Several Harvard University students have plans to file a lawsuit to force the university to withdraw its investment funds from companies that profit from the prison industry.
The group of students requests a judge to require the university to divest its $40 billion endowment from prisons and related companies, and to produce a report outlining its direct and indirect investments in the industry.
The students also claim the university is violating its fiduciary duty and breaching its charter and falsely advertising itself as an institution that wants to redress the harms of slavery, while still benefiting from the prison system.
“Instead of helping to dismantle the entanglement of profiteering, government interests, and the system of human caging, Harvard makes profit off of it,” the plaintiffs wrote in their complaint. “That money funds the opulent lifestyles of Harvard’s top administrators who are prison profiteers.”
The plaintiffs aren’t just students.

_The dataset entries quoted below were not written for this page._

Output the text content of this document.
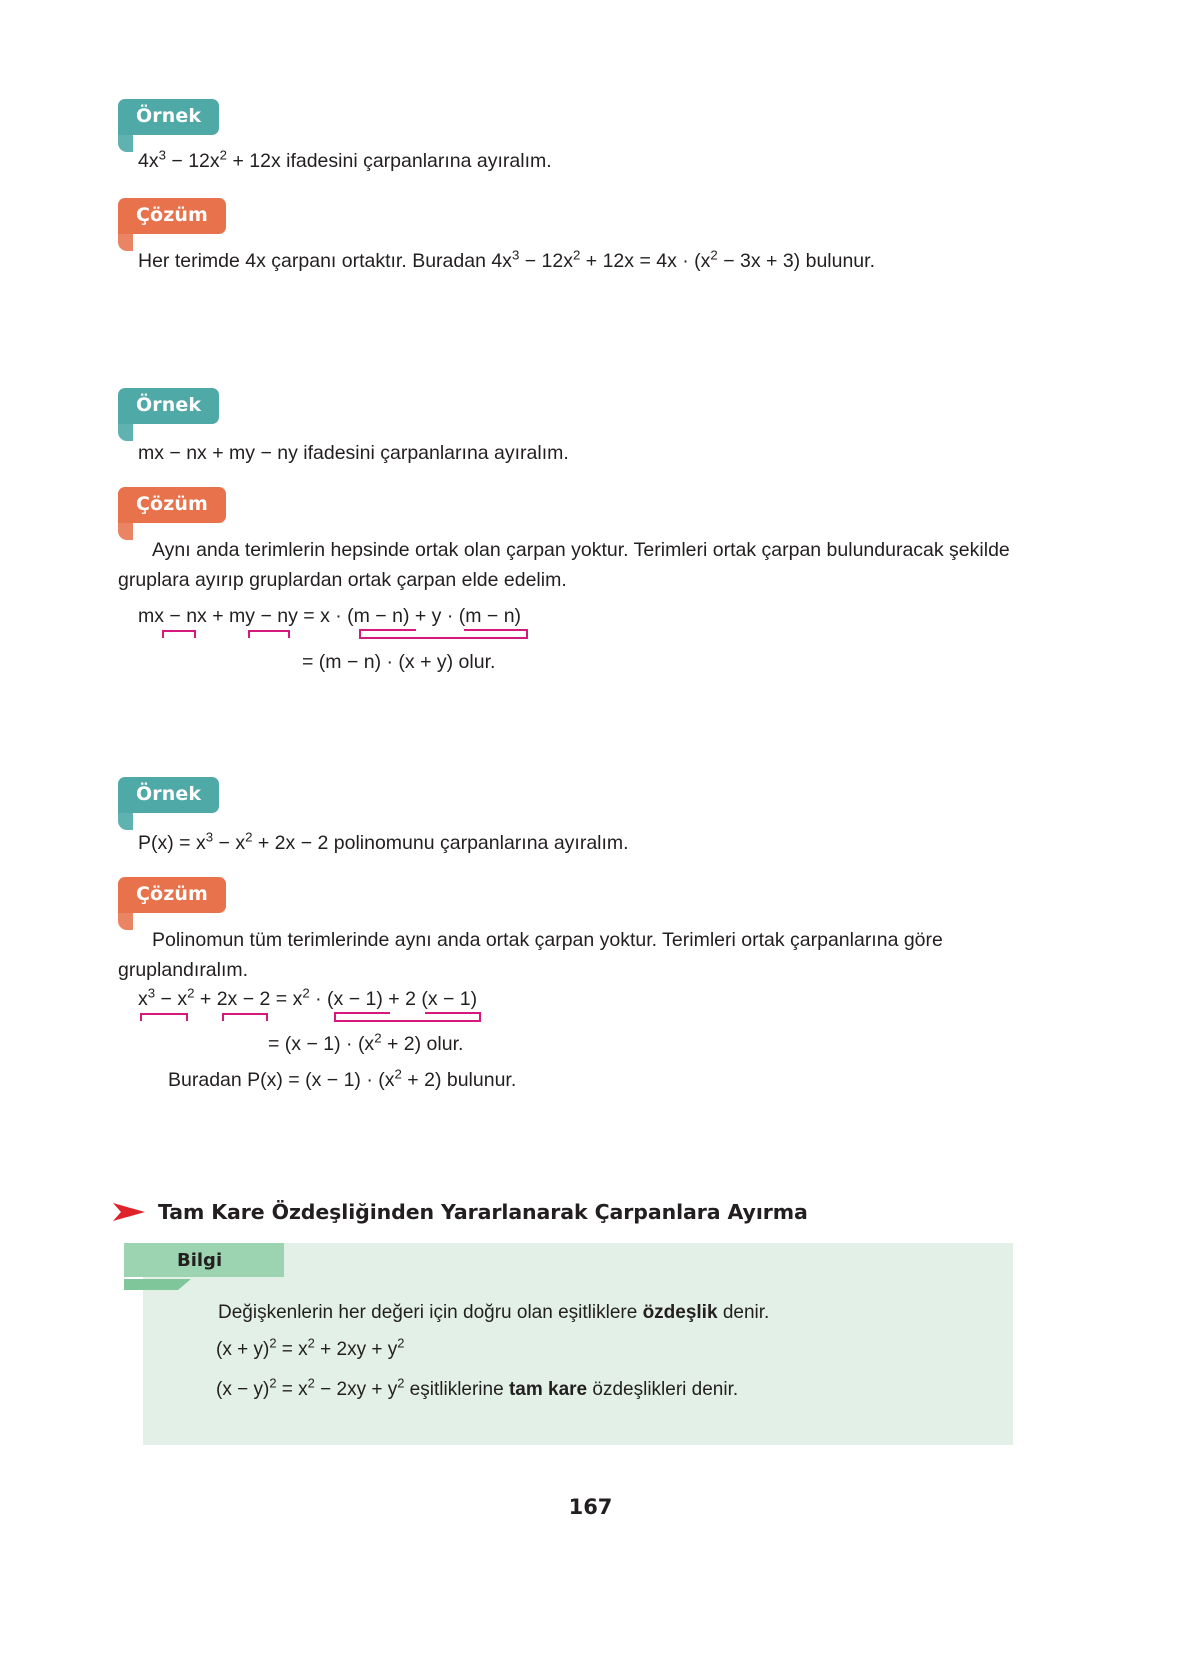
Örnek
$4x^3 - 12x^2 + 12x$ ifadesini çarpanlarına ayıralım.
Çözüm
Her terimde 4x çarpanı ortaktır. Buradan $4x^3 - 12x^2 + 12x = 4x \cdot (x^2 - 3x + 3)$ bulunur.
Örnek
mx − nx + my − ny ifadesini çarpanlarına ayıralım.
Çözüm
Aynı anda terimlerin hepsinde ortak olan çarpan yoktur. Terimleri ortak çarpan bulunduracak şekilde gruplara ayırıp gruplardan ortak çarpan elde edelim.
mx − nx + my − ny = x · (m − n) + y · (m − n)
= (m − n) · (x + y) olur.
Örnek
$P(x) = x^3 - x^2 + 2x - 2$ polinomunu çarpanlarına ayıralım.
Çözüm
Polinomun tüm terimlerinde aynı anda ortak çarpan yoktur. Terimleri ortak çarpanlarına göre gruplandıralım.
$x^3 - x^2 + 2x - 2 = x^2 \cdot (x - 1) + 2$ (x − 1)
= $(x - 1) \cdot (x^2 + 2)$ olur.
Buradan $P(x) = (x - 1) \cdot (x^2 + 2)$ bulunur.
Tam Kare Özdeşliğinden Yararlanarak Çarpanlara Ayırma
Bilgi
Değişkenlerin her değeri için doğru olan eşitliklere özdeşlik denir.
$(x + y)^2 = x^2 + 2xy + y^2$
$(x - y)^2 = x^2 - 2xy + y^2$ eşitliklerine tam kare özdeşlikleri denir.
167
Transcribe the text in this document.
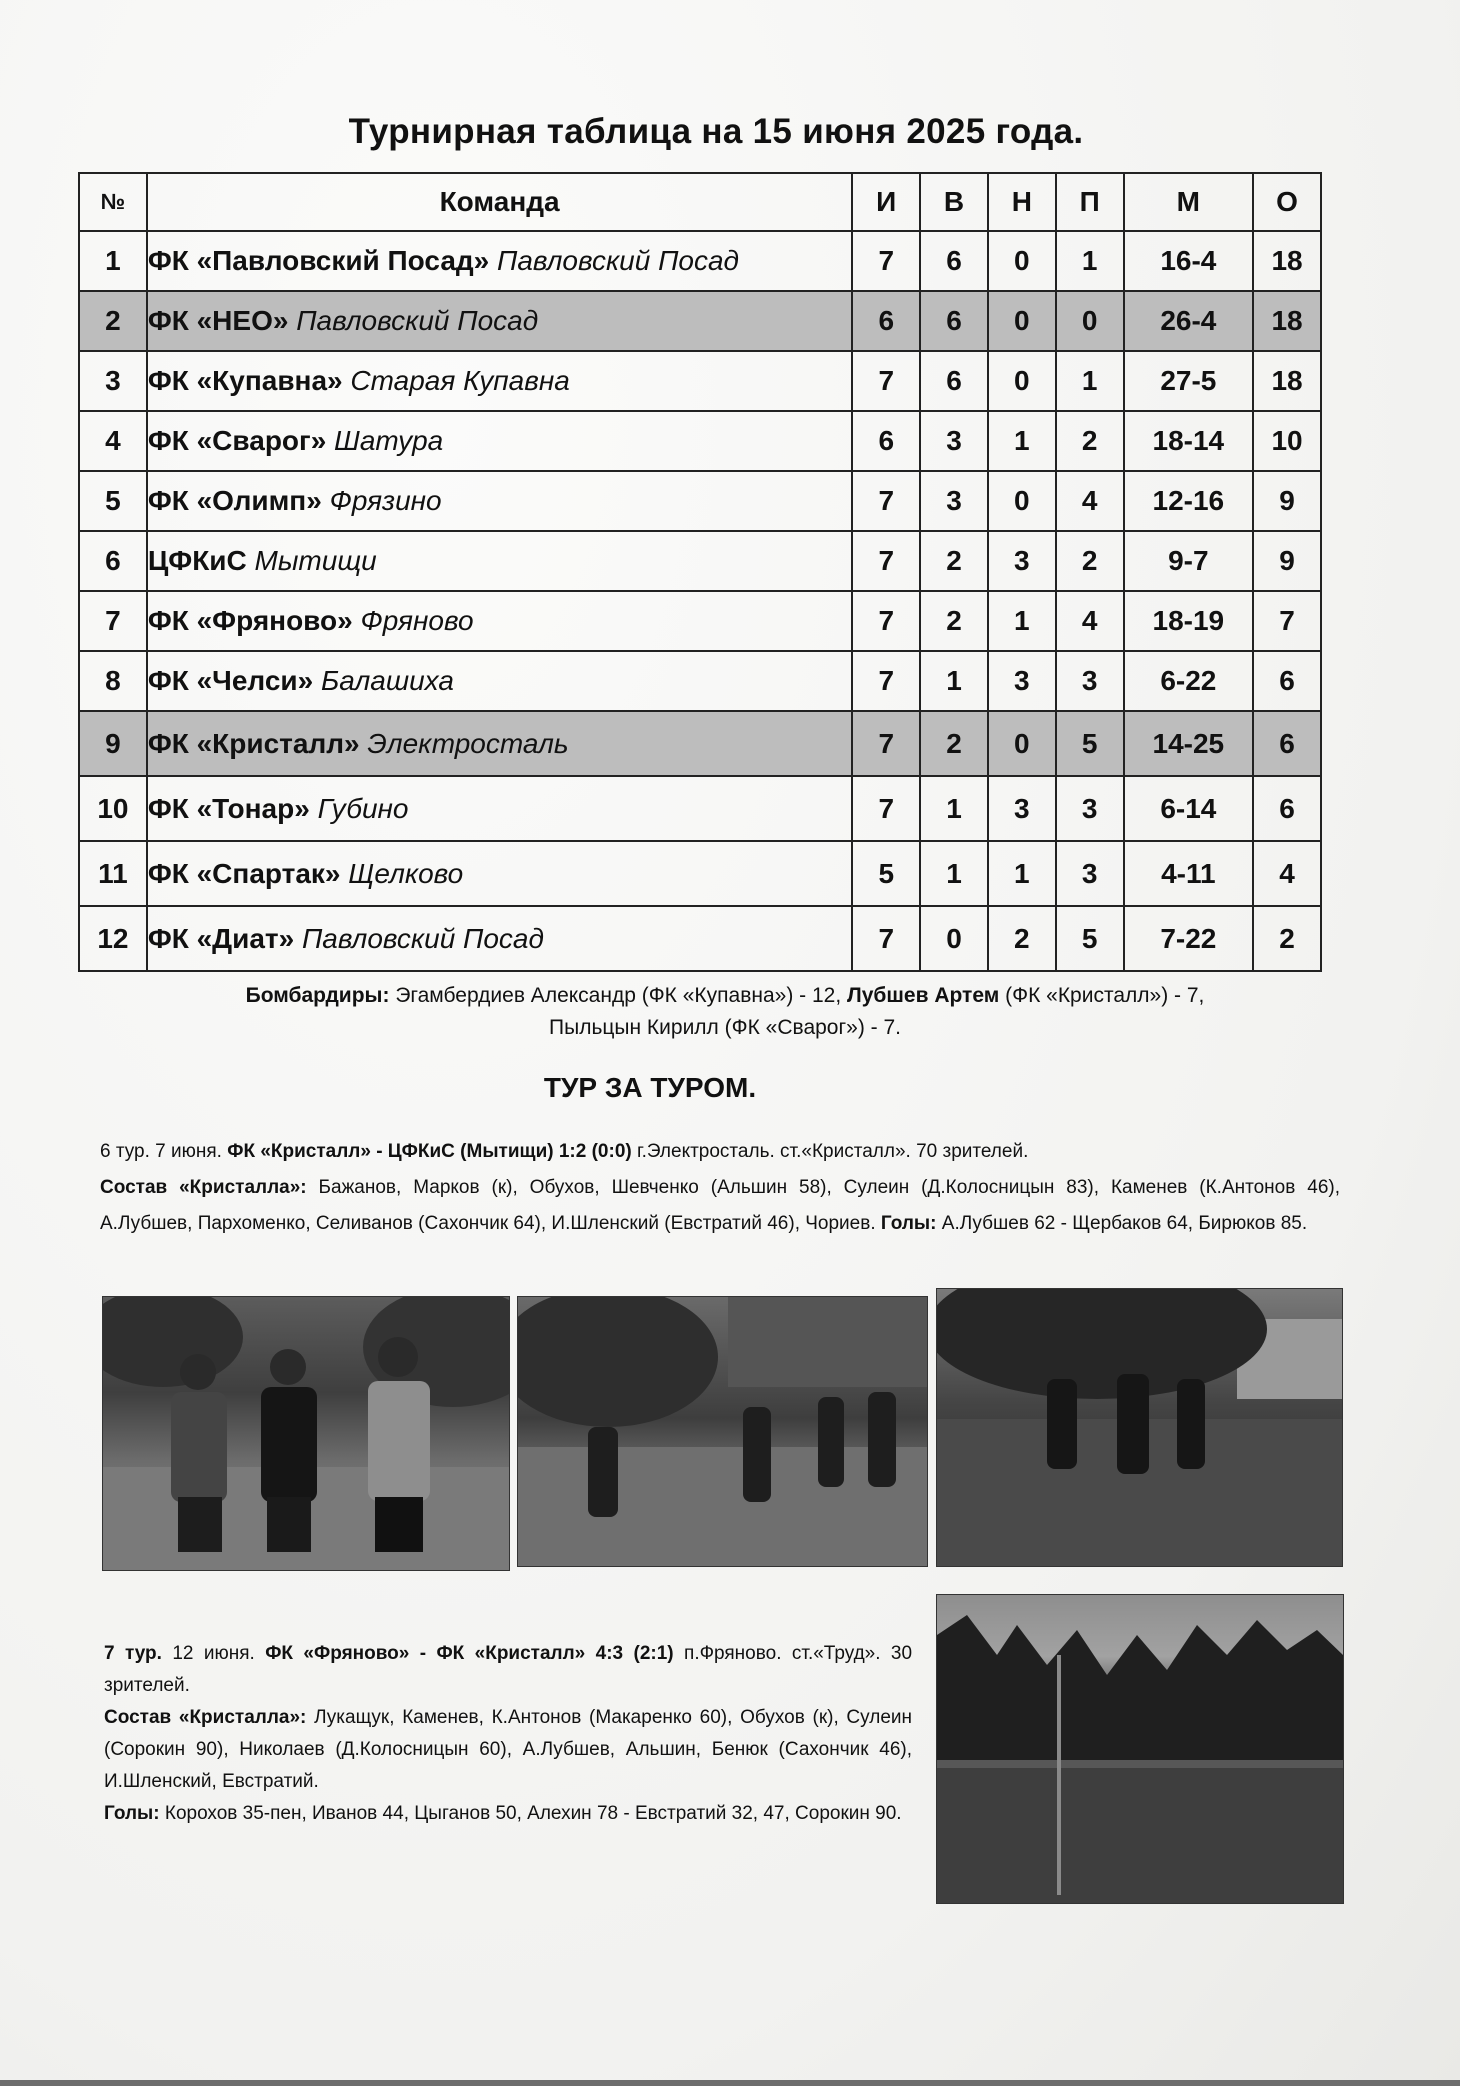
Турнирная таблица на 15 июня 2025 года.
№	Команда	И	В	Н	П	М	О
1	ФК «Павловский Посад» Павловский Посад	7	6	0	1	16-4	18
2	ФК «НЕО» Павловский Посад	6	6	0	0	26-4	18
3	ФК «Купавна» Старая Купавна	7	6	0	1	27-5	18
4	ФК «Сварог» Шатура	6	3	1	2	18-14	10
5	ФК «Олимп» Фрязино	7	3	0	4	12-16	9
6	ЦФКиС Мытищи	7	2	3	2	9-7	9
7	ФК «Фряново» Фряново	7	2	1	4	18-19	7
8	ФК «Челси» Балашиха	7	1	3	3	6-22	6
9	ФК «Кристалл» Электросталь	7	2	0	5	14-25	6
10	ФК «Тонар» Губино	7	1	3	3	6-14	6
11	ФК «Спартак» Щелково	5	1	1	3	4-11	4
12	ФК «Диат» Павловский Посад	7	0	2	5	7-22	2
Бомбардиры: Эгамбердиев Александр (ФК «Купавна») - 12, Лубшев Артем (ФК «Кристалл») - 7,
Пыльцын Кирилл (ФК «Сварог») - 7.
ТУР ЗА ТУРОМ.
6 тур. 7 июня. ФК «Кристалл» - ЦФКиС (Мытищи) 1:2 (0:0) г.Электросталь. ст.«Кристалл». 70 зрителей.
Состав «Кристалла»: Бажанов, Марков (к), Обухов, Шевченко (Альшин 58), Сулеин (Д.Колосницын 83), Каменев (К.Антонов 46), А.Лубшев, Пархоменко, Селиванов (Сахончик 64), И.Шленский (Евстратий 46), Чориев. Голы: А.Лубшев 62 - Щербаков 64, Бирюков 85.
7 тур. 12 июня. ФК «Фряново» - ФК «Кристалл» 4:3 (2:1) п.Фряново. ст.«Труд». 30 зрителей.
Состав «Кристалла»: Лукащук, Каменев, К.Антонов (Макаренко 60), Обухов (к), Сулеин (Сорокин 90), Николаев (Д.Колосницын 60), А.Лубшев, Альшин, Бенюк (Сахончик 46), И.Шленский, Евстратий.
Голы: Корохов 35-пен, Иванов 44, Цыганов 50, Алехин 78 - Евстратий 32, 47, Сорокин 90.
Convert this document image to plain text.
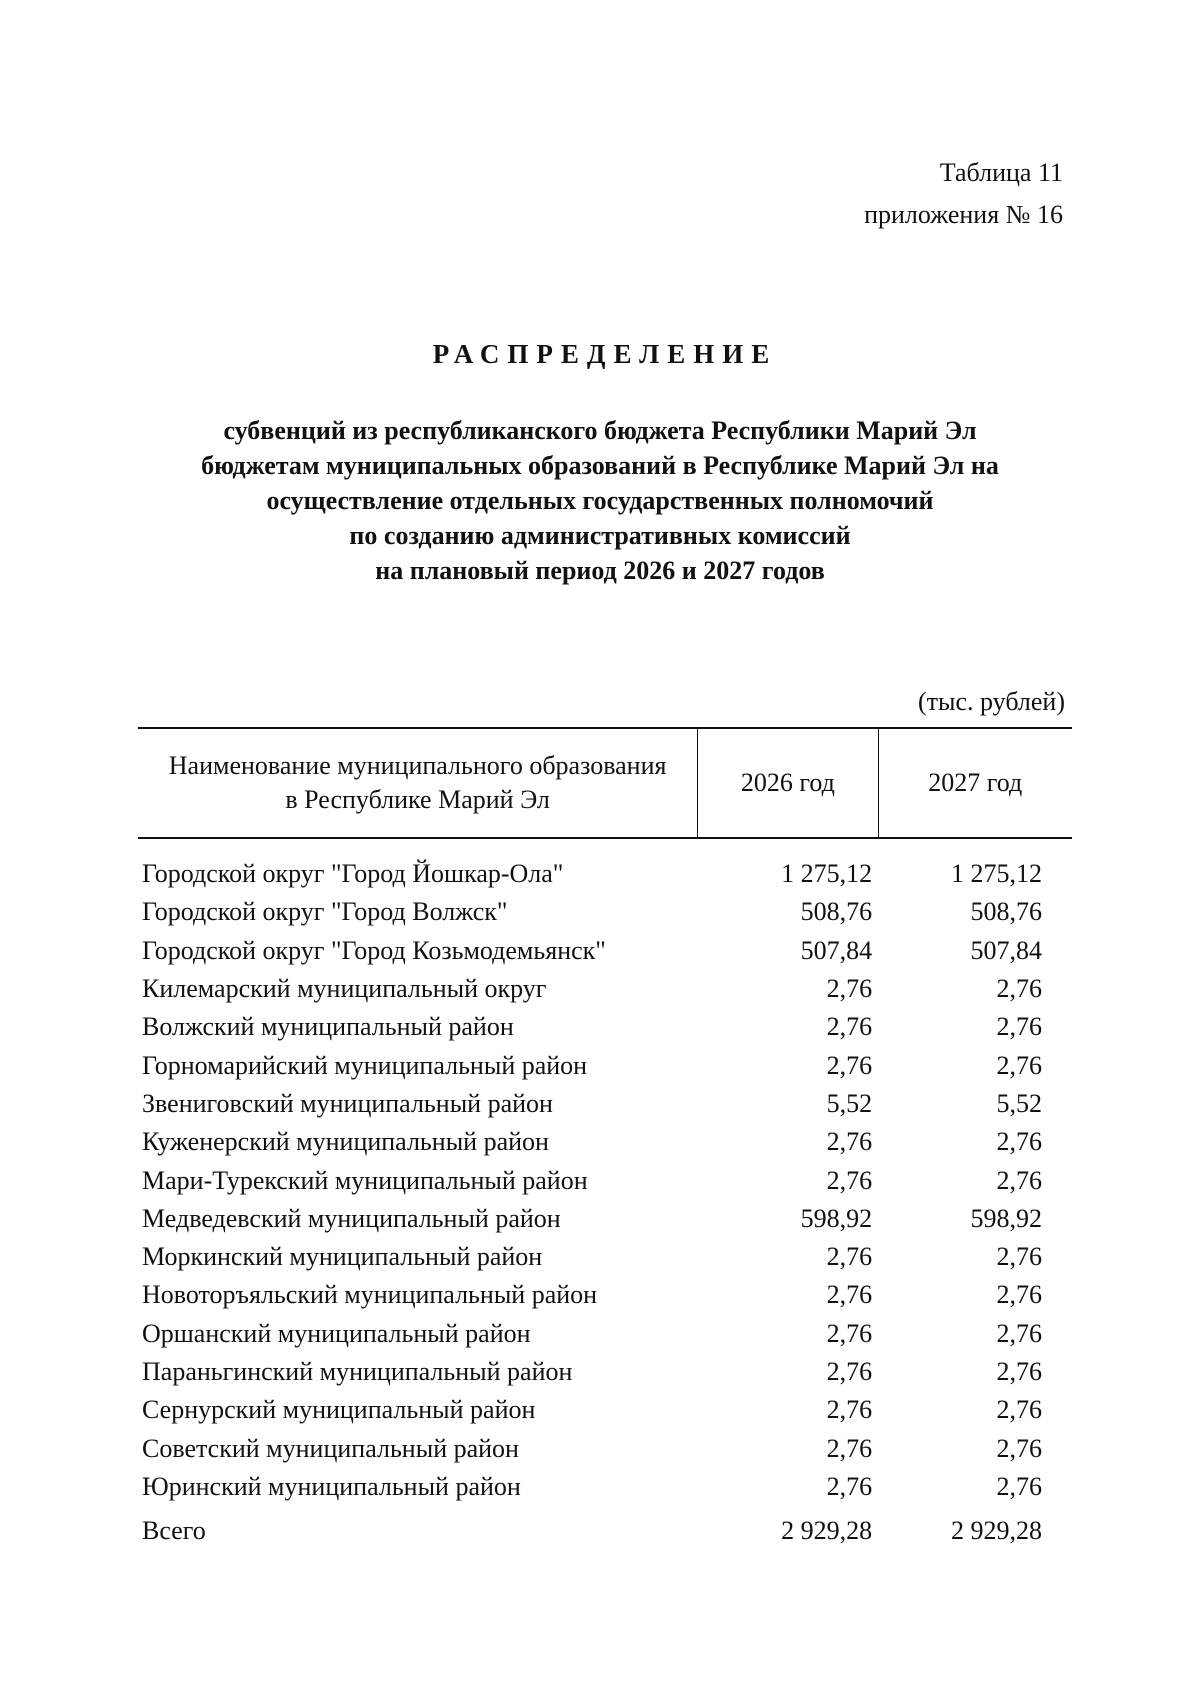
Таблица 11
приложения № 16
РАСПРЕДЕЛЕНИЕ
субвенций из республиканского бюджета Республики Марий Эл
бюджетам муниципальных образований в Республике Марий Эл на
осуществление отдельных государственных полномочий
по созданию административных комиссий
на плановый период 2026 и 2027 годов
(тыс. рублей)
Наименование муниципального образования
в Республике Марий Эл	2026 год	2027 год
Городской округ "Город Йошкар-Ола"	1 275,12	1 275,12
Городской округ "Город Волжск"	508,76	508,76
Городской округ "Город Козьмодемьянск"	507,84	507,84
Килемарский муниципальный округ	2,76	2,76
Волжский муниципальный район	2,76	2,76
Горномарийский муниципальный район	2,76	2,76
Звениговский муниципальный район	5,52	5,52
Куженерский муниципальный район	2,76	2,76
Мари-Турекский муниципальный район	2,76	2,76
Медведевский муниципальный район	598,92	598,92
Моркинский муниципальный район	2,76	2,76
Новоторъяльский муниципальный район	2,76	2,76
Оршанский муниципальный район	2,76	2,76
Параньгинский муниципальный район	2,76	2,76
Сернурский муниципальный район	2,76	2,76
Советский муниципальный район	2,76	2,76
Юринский муниципальный район	2,76	2,76
Всего	2 929,28	2 929,28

They all have donated money to the school in the past year.
“Our standing now is based on the premise that we’re donors to the university,” Xitlalli Alvarez, a plaintiff and a doctoral student in anthropology, said.
“This is one way to hold Harvard’s feet to the fire,” Alvarez added.
A spokesman for university President Lawrence S. Bacow, who is named in the suit, told NBC News last year that Bacow has “appreciated the opportunity to meet with advocates for prison divestment” and tried to schedule a meeting for them with the Harvard committee that makes endowment decisions.
A meeting like that occurred in October and included Bacow. However, the students alleged that the committee wouldn’t provide an “exposure assessment” of the endowment’s investments in prison related companies and didn’t specify whether divestment was even on the table.
The students said that Bacow told them last year that the school’s prison-related investments are only $18,000. However, according to a review of the one percent of the school’s endowment invested in public holdings, the figure is at least $3 million.
Ted Hamilton, who was one of the Harvard students who sued the university for fossil fuels in 2014, said he supports the current lawsuit.
Hamilton said that by suing the school, “you make them articulate and defend their position in a different forum.”